The pet foods and corresponding lot codes being recalled by Midwestern Pet Food Inc. as of Dec. 30 are:

  • Sportmix Energy Plus, 50-pound bag
    • EXP 03/02/22/05/L2
    • EXP 03/02/22/05/L3
    • EXP 03/03/22/05/L2
  • Sportmix Energy Plus, 44-pound bag
    • EXP 03/02/22/05/L3
    • Sportmix Premium High Energy, 50-pound bag
    • EXP 03/03/22/05/L3
  • Sportmix Premium High Energy, 44-pound bag
    • EXP 03/03/22/05/L3
    • Sportmix Original Cat, 31-pound bag
    • EXP 03/03/22/05/L3
  • Sportmix Original Cat, 15-pound bag
    • EXP 03/03/22/05/L2
    • EXP 03/03/22/05/L3

Lot code information may be found on the back of bag and will appear in a three-line code, with the top line in format “EXP 03/03/22/05/L#/B###/HH:MM”

The expanded recall, issued Jan. 11, affects more than 1,000 lot codes, according to the FDA, so individual codes are not listed. Instead, owners who have products that expire on or before "07/09/22" or products that include "05" in the lot code should throw out their products.

The following list is all pet food products containing corn made at the company's Oklahoma plant:

  • Pro Pac Adult Mini Chunk, 40 lb. bag
  • Pro Pac Performance Puppy, 40 lb. bag
  • Splash Fat Cat 32%, 50 lb. bag
  • Nunn Better Maintenance, 50 lb. bag
  • Sportmix Original Cat, 15 lb. bag
  • Sportmix Original Cat, 31 lb. bag
  • Sportmix Maintenance, 44 lb. bag
  • Sportmix Maintenance, 50 lb. bag
  • Sportmix High Protein, 50 lb. bag
  • Sportmix Energy Plus, 44 lb. bag
  • Sportmix Energy Plus, 50 lb. bag
  • Sportmix Stamina, 44 lb. bag
  • Sportmix Stamina, 50 lb. bag
  • Sportmix Bite Size, 40 lb. bag
  • Sportmix Bite Size, 44 lb. bag
  • Sportmix High Energy, 44 lb. bag
  • Sportmix High Energy, 50 lb. bag
  • Sportmix Premium Puppy, 16.5 lb. bag
  • Sportmix Premium Puppy, 33 lb. bag

Retailers who have sold affected Sportmix products should not sell or donate it and instead contact the manufacturer for further instructions.
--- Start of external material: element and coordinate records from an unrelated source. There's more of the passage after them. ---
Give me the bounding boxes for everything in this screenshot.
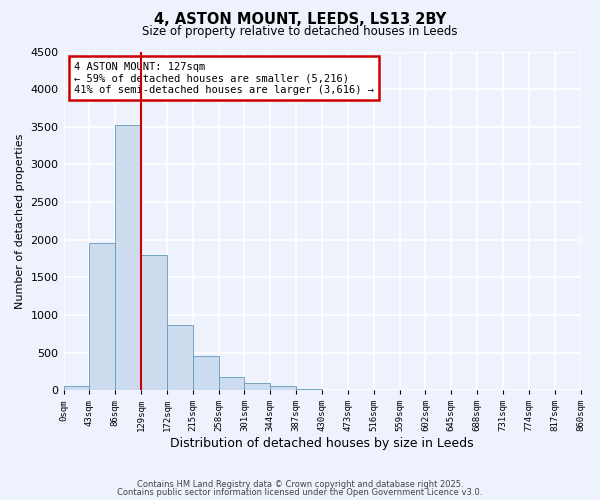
Text: 4, ASTON MOUNT, LEEDS, LS13 2BY: 4, ASTON MOUNT, LEEDS, LS13 2BY: [154, 12, 446, 28]
Bar: [64, 386, 89, 390]
Text: Contains public sector information licensed under the Open Government Licence v3: Contains public sector information licen…: [118, 488, 482, 497]
Y-axis label: Number of detached properties: Number of detached properties: [15, 133, 25, 308]
Text: 4 ASTON MOUNT: 127sqm
← 59% of detached houses are smaller (5,216)
41% of semi-d: 4 ASTON MOUNT: 127sqm ← 59% of detached …: [74, 62, 374, 95]
Bar: [244, 384, 271, 390]
Bar: [115, 126, 141, 390]
X-axis label: Distribution of detached houses by size in Leeds: Distribution of detached houses by size …: [170, 437, 474, 450]
Bar: [167, 326, 193, 390]
Bar: [218, 377, 244, 390]
Text: Size of property relative to detached houses in Leeds: Size of property relative to detached ho…: [142, 25, 458, 38]
Bar: [271, 386, 296, 390]
Bar: [296, 388, 322, 390]
Bar: [89, 244, 115, 390]
Text: Contains HM Land Registry data © Crown copyright and database right 2025.: Contains HM Land Registry data © Crown c…: [137, 480, 463, 489]
Bar: [193, 356, 218, 390]
Bar: [141, 254, 167, 390]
The FDA recommends retailers contact consumers who have purchased the recalled pet food to alert them, if possible.

Midwestern Pet Food Inc. said in a statement to TODAY that it is issuing a voluntary recall and confirmed that so far there have been no reports of illnesses in cats or humans.

What is aflatoxin poisoning?

Animals who consume aflatoxin may experience symptoms including sluggishness; loss of appetite; vomiting; a yellowish tint to the eyes, gums or skin due to liver damage, known as jaundice; and diarrhea, according to the FDA. In some cases, it's possible for animals to experience liver damage without showing any symptoms.
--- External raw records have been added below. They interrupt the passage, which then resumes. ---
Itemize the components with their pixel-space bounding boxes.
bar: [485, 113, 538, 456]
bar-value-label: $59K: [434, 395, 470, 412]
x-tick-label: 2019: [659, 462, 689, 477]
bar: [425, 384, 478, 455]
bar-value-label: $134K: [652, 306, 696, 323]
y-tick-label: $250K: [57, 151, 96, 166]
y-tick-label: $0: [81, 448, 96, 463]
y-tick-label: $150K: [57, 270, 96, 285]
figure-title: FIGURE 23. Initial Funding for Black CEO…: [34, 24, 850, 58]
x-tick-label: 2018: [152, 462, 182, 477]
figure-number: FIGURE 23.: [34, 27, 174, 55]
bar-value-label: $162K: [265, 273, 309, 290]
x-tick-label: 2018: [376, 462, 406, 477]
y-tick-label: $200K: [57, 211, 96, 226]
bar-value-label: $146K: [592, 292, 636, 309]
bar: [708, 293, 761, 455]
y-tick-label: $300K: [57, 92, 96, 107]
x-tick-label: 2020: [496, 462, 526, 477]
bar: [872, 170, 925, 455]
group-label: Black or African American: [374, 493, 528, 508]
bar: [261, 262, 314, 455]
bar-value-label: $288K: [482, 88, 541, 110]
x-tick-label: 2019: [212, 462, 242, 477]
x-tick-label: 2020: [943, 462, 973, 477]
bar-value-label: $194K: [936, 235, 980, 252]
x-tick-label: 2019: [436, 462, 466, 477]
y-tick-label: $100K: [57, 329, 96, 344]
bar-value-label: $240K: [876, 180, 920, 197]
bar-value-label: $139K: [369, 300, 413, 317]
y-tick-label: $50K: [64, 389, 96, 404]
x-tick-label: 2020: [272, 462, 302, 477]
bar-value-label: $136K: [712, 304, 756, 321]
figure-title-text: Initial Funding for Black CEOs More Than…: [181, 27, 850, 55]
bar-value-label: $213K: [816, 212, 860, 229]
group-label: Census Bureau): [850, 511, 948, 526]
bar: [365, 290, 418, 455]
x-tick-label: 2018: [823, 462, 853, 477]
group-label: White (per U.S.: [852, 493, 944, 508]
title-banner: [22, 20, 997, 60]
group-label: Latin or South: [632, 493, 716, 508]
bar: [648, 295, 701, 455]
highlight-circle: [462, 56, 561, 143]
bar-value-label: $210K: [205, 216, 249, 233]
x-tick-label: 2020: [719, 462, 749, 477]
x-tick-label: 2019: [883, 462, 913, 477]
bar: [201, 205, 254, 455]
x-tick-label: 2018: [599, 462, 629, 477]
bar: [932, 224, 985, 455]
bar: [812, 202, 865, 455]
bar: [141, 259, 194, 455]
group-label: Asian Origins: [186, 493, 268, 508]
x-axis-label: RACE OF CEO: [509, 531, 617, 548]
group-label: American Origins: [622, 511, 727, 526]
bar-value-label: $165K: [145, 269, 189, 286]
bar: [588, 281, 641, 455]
If your pet has eaten one of the above products, especially if it shows signs of aflatoxin poisoning, contact your veterinarian immediately and provide a full diet history, Midwestern Pet Food Inc. advised.
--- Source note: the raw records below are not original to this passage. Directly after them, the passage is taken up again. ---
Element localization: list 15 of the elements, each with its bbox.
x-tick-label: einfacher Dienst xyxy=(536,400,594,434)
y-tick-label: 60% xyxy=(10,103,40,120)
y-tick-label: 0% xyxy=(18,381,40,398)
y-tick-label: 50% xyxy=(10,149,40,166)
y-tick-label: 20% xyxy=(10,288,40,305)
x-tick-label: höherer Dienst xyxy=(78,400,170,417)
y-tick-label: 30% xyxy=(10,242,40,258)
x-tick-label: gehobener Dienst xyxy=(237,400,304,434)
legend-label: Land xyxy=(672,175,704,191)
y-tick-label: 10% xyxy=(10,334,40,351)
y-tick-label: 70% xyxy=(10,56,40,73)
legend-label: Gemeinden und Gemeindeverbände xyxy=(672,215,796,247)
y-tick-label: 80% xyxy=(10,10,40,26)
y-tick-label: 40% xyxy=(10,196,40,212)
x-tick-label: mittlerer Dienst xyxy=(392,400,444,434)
The FDA also recommends that pet owners throw away any recalled products in an area where children and animals, including wildlife, cannot get to it, even if there's no visible mold. While the FDA has said there's no evidence to suggest that pet owners who touch products with aflatoxin are at risk of illness, owners should always wash their hands after serving pet food.

The FDA is currently conducting "follow-up activities at the manufacturing facility."

To continue to track the spread of affected products, illnesses in pets should be reported to the FDA. Veterinarians can submit case reports online through the agency's Safety Reporting Portal or by phone by calling state-specific FDA Consumer Complaint Coordinators. Owners can report suspected illnesses using those same sites, but should work with a veterinarian so that detailed medical records can be included in the report.